In this study, sputtered Cu electrodes with varying thicknesses and substrates were systematically investigated in a flow cell for CO₂ reduction reactions (CO₂RRs). Spherical nanoparticles and dendritic structures of Cu-based electrocatalysts were synthesized using carbon paper and PTFE substrates, respectively. As the current density increased from 100 to 300 mA/cm², the partial current density of C₂⁺ products also increased, with the Cu layer thickness significantly influencing the distribution of C₂⁺ products.
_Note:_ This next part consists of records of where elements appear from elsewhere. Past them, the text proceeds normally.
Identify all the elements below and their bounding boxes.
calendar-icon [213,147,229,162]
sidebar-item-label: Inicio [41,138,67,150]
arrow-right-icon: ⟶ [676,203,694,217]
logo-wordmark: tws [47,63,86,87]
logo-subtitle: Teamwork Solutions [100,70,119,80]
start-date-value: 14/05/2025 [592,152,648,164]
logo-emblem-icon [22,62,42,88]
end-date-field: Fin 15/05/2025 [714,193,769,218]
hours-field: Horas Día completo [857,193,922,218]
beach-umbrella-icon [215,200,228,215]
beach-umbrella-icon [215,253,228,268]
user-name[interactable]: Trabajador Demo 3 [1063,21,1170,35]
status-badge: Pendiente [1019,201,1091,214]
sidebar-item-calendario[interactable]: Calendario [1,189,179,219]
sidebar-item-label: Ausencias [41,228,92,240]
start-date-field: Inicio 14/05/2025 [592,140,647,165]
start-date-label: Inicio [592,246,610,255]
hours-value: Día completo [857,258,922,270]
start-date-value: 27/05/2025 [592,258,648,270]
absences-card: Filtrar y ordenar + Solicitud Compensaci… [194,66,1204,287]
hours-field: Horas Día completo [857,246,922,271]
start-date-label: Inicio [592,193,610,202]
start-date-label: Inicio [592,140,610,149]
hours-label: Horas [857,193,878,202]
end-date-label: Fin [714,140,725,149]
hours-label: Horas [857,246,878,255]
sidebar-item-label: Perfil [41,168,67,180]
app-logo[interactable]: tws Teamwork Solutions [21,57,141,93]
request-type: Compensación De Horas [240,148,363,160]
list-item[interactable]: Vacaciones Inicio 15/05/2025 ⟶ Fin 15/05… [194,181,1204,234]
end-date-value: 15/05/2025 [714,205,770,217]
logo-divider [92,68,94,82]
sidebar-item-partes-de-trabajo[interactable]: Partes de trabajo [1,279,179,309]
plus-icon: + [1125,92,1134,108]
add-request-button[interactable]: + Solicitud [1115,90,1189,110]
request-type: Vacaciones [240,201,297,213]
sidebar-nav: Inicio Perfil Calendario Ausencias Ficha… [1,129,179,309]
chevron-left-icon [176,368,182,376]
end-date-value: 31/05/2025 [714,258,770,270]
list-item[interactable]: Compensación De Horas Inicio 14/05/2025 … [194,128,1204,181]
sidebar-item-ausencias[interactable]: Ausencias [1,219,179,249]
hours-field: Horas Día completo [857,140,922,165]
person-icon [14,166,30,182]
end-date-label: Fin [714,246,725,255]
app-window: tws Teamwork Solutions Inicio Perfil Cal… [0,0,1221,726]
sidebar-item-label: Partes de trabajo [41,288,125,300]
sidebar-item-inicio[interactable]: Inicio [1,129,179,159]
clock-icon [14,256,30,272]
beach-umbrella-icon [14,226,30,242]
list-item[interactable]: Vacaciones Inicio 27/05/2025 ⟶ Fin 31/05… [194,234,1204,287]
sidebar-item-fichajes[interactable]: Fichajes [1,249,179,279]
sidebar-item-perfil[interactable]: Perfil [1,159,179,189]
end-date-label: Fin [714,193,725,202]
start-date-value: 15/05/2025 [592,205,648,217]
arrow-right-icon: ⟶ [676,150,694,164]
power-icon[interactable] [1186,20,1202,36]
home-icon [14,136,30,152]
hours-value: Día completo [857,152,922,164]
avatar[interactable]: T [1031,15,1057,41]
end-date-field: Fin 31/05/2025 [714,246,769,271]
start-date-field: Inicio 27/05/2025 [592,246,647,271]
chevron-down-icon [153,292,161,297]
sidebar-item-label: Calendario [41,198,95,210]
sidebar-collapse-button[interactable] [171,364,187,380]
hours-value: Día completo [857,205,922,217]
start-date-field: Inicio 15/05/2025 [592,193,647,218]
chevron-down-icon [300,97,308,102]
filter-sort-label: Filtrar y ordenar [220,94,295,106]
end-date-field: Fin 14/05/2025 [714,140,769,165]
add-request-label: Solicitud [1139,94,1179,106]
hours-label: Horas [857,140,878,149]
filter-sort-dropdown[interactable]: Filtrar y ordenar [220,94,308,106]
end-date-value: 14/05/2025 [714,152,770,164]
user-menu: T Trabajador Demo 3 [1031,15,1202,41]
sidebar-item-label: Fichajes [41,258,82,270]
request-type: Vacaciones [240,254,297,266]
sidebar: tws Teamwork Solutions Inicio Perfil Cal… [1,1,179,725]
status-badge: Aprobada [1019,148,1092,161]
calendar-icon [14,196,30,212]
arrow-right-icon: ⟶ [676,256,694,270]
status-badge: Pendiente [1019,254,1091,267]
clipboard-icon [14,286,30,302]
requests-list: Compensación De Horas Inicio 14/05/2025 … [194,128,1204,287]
The highest FEC₂⁺ for Cu/CP electrodes reached 70% at 200 mA/cm², while the maximum FEC₂⁺ for Cu/PTFE electrodes, 72%, was obtained at a Cu thickness of 400 nm. By systematically analyzing the effects of electrode thickness and substrate properties using advanced magnetron sputtering technology, this work contributes to advancing CO₂RR towards potential industrial applications.